An organisation in any other industry would struggle if it constantly made the same basic marketing mistakes. Can you imagine Apple, Nike, or H&M surviving if for 5 years straight they posted about their products with links that didn’t work? In no marketplace and in no meritocracy would this approach succeed.
Since the pandemic we have seen musicians of all levels make the move online. Some of these were digital novices, with no technical knowledge or previous experience using social media. And yet they rolled up their sleeves, used Google to find out how to use social media properly, and now they are creating more appropriate digital content than multi-million pound arts organisations with dedicated marketing departments!
Now that our funding models are under threat and our loyal audience have moved on, we need to do better. We insist on excellence on stage, so there is no excuse for accepting basic mistakes offstage.
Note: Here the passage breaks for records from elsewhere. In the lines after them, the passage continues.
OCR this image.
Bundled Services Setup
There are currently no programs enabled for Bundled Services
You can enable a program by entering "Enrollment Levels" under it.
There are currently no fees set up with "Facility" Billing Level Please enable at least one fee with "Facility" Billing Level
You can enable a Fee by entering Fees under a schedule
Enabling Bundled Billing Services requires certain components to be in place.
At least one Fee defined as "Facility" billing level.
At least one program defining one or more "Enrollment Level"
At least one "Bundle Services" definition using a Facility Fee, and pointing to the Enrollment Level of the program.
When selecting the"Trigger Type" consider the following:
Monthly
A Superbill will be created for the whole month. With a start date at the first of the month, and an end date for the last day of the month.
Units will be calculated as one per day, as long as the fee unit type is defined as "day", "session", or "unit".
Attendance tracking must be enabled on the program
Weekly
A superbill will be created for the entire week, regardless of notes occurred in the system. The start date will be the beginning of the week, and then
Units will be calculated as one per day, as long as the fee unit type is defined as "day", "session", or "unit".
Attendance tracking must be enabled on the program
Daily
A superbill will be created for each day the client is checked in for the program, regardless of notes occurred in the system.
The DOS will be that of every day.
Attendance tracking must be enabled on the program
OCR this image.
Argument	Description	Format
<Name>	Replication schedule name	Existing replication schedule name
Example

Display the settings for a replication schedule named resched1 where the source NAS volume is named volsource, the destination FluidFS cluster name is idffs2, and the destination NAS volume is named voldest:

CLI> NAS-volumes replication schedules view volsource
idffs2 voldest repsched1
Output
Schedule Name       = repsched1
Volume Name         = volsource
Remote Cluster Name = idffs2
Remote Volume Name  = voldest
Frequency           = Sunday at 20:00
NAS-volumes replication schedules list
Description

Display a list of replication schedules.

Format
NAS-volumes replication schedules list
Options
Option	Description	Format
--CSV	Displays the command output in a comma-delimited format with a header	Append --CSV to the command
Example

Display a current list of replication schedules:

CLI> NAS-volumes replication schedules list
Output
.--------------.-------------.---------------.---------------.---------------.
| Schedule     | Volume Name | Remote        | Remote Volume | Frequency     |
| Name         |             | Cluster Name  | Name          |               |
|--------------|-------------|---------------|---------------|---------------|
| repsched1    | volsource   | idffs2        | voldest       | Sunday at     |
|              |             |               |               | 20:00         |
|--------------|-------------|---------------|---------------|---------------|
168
And if we can’t get these simple basics right, what chance to we have of getting more complex and meaningful marketing strategies right? If we can’t be bothered to check if the link to buy tickets works on any of our posts for the last 5 years, do we deserve to sell any tickets?
As there are more demands on audiences’ time and money, we are competing against organisations outside of our industry. For our industry to survive in this free market, it is vital for marketing departments to raise their game to bring audiences in. It’s time for us to stop making basic mistakes, taking our audience for granted, and do better.